Swing joints are one way to handle this. I would not force the piping beyond the most gentle persuasion. Remember that any force you impart on a pipe will show up elsewhere in the system and you may not like the result... :I

Picture leaving the main with a nipple 45 degrees from horizontal (as an ideal). A 90 elbow on that nipple would bring the direction back to parallel with the main. A street elbow or better yet a 6 to 12-inch nipple and another 90 will allow you to again be perpendicular to the main but allow a specific pitch. A union can also be a way to adjust then "lock" the pitch to the correct degree.

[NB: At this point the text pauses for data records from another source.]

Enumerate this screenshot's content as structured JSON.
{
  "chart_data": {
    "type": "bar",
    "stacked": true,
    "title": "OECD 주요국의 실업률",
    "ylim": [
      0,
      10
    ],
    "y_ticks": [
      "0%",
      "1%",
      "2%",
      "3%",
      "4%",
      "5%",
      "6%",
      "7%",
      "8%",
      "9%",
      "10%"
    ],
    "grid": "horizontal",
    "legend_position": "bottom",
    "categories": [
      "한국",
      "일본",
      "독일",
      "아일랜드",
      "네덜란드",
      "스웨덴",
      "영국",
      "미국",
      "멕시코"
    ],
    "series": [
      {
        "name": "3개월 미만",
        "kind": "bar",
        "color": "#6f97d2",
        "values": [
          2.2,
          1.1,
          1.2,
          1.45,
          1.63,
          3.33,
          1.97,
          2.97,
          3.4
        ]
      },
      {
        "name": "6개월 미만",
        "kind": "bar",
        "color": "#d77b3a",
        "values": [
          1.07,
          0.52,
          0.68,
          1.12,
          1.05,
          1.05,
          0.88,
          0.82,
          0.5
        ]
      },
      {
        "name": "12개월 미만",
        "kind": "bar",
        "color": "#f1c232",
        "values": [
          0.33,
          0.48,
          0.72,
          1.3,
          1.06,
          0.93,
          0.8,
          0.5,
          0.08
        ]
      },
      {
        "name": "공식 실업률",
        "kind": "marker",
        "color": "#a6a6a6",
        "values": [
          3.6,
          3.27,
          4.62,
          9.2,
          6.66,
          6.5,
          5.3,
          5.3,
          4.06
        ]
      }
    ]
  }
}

I prefer longer secondary nipples to absorb some of the thermal stresses. Picture the expansion on the piping in your mind's eye as it heats up. Think "springy".
"If you do not know the answer, say, "I do not know the answer", and you will be correct!"

-Ernie White, my Dad


  • Glen_7
    Glen_7 Member Posts: 82

    I have a one pipe steam system and would like to add a radiator to an unheated storage room. I already have a tap off the main available. My question is when running the pipe, I know it needs to pitch back from the radiator valve to the main. Since elbows are 90 degrees, how does one accomplish a pitch? Swing joints? A look at my current piping doesn't seem to incorporate them. Does the black pipe just allow it to be "persuaded" to pitch?
  • Glen_7
    Glen_7 Member Posts: 82


    As always, thanks for the response. One last thing, when I am at the point where I want to attach the short riser to go through the floor into the valve, and the pipe is of course pitched at that point, do I use just one elbow or is the pitch noticeable enough at that point that I need the swing joint there as well.
  • Tom Hopkins
    Tom Hopkins Member Posts: 552

    You need swing joints wherever a horizontal run connect to a riser.

    The risers should be completely vertical. The last one feeds into the bottom of the angle radiator valve.

    You can put wooden checkers under the far legs of the radiator to give it pitch to the riser, and the pipe can handle that much twist with no problem -- no swing joint necessary.